Myrtle Beach students ‘stop, cover and hold on’ in earthquake drill

Published: October 18, 2012 

Fifth grade students in Adam Hyatt's classroom at Myrtle Beach Intermediate School participate in the earthquake drill Thursday morning at 10:18 am. Hyatt said the students were given instructions earlier in the morning and they were to go under their desks, tuck and cover their heads. The Sun News Photo by Steve Jessmore sjessmore@thesunnews.com

Steve Jessmore

— People throughout the southeast took time at 10:18 a.m. Thursday to “stop, cover and hold on” as part of the Great Southeast ShakeOut, a multistate earthquake drill.
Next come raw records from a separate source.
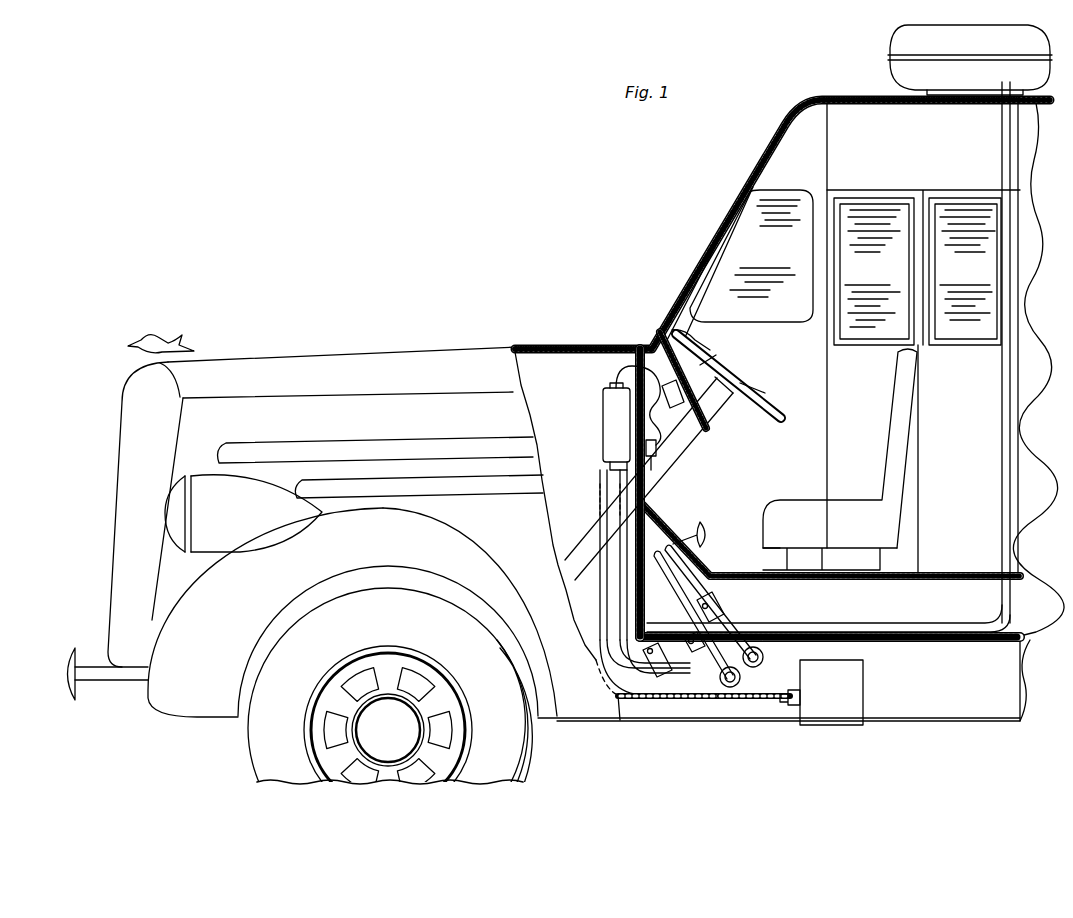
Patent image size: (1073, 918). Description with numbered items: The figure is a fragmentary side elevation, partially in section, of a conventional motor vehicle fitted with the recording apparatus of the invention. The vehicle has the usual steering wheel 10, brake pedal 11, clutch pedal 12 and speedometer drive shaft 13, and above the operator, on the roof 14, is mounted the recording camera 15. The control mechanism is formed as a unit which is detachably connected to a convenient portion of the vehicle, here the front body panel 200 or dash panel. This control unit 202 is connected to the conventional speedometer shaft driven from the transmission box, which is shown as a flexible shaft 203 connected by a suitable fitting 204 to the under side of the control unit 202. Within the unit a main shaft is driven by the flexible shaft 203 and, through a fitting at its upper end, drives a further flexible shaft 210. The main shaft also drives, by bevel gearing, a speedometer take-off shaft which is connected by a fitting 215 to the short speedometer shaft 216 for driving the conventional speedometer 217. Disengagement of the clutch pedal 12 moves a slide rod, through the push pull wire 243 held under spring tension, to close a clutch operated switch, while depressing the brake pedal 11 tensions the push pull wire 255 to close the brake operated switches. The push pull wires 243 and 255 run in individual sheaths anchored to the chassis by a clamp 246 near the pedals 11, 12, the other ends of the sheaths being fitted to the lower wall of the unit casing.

The steering wheel 10 is at (770, 395).
The brake pedal 11 is at (723, 620).
The clutch pedal 12 is at (696, 619).
The speedometer drive shaft 13 is at (740, 703).
The roof 14 is at (873, 104).
The recording camera 15 is at (898, 47).
The front body panel 200 is at (646, 501).
The control unit 202 is at (605, 415).
The flexible shaft 203 is at (680, 703).
The fitting 204 is at (610, 468).
The flexible shaft 210 is at (830, 630).
The fitting 215 is at (657, 450).
The short speedometer shaft 216 is at (667, 427).
The speedometer 217 is at (684, 392).
The push pull wire 243 is at (696, 650).
The clamp 246 is at (664, 669).
The push pull wire 255 is at (690, 647).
Myrtle Beach Middle School has held earthquake drills for years. On Thursday, Principal Roger Gray reminded students what to do in case the natural disaster was to hit the area.

“We tell them to get under a desk, try to make yourself as small as possible, cover your head and wait for the tremors to pass,” Gray said.

According to the Great Southeast ShakeOut website, earthquake hazards vary from region to region with most of the southeast being prone to earthquakes. For example, a small quake that caused no damage was reported Saturday in north Georgia near the border of Tennessee and North Carolina.

Gray said the important thing he hopes students learn is that natural disasters occur and Mother Nature can’t be controlled.

“The [disasters] our children are used to are hurricanes, but that’s different because you know it’s coming and you can prepare,” he said.

Students in Sarah Heck’s seventh grade algebra I class discussed the importance of the drill and staying calm in the event of an actual earthquake.

Camden Patsel, 12, said she thought the drills were helpful.

“If it really happens, we wouldn’t freak out and we will know what to do,” she said.

Her classmate Blake John, 12, said he didn’t mind participating in emergency exercises – such as tornado and fire drills – from time to time.

“I think practice makes perfect. … If you do it a number of times, you’ll get it. And you know what to do in an emergency,” he said.

Gray said some people argue that having students participate in drills is not beneficial, but he disagrees.

“Drills do work,” he said. “Sometimes people question having these exercises. Even though we’ve never had an earthquake, we’ve had a fire in the building and a suspected gas leak in this building. When we had to evacuate, the students were able to do so in an orderly fashion.”

In South Carolina, more than 200 schools registered to participate in the first-ever ShakeOut in the southeast, according to a release from the S.C. Emergency Management Division. In addition to schools 25 health care facilities, 63 local government agencies and 125 individuals or families registered to participate.

A magnitude-5.8 quake hit Louisa County, Va., on Aug. 23, 2011, which could be felt as far as New York and Georgia. The first-ever Southeast ShakeOut was held at 10:18 a.m. in South Carolina, Georgia, North Carolina, Virginia, Maryland and Washington, D.C.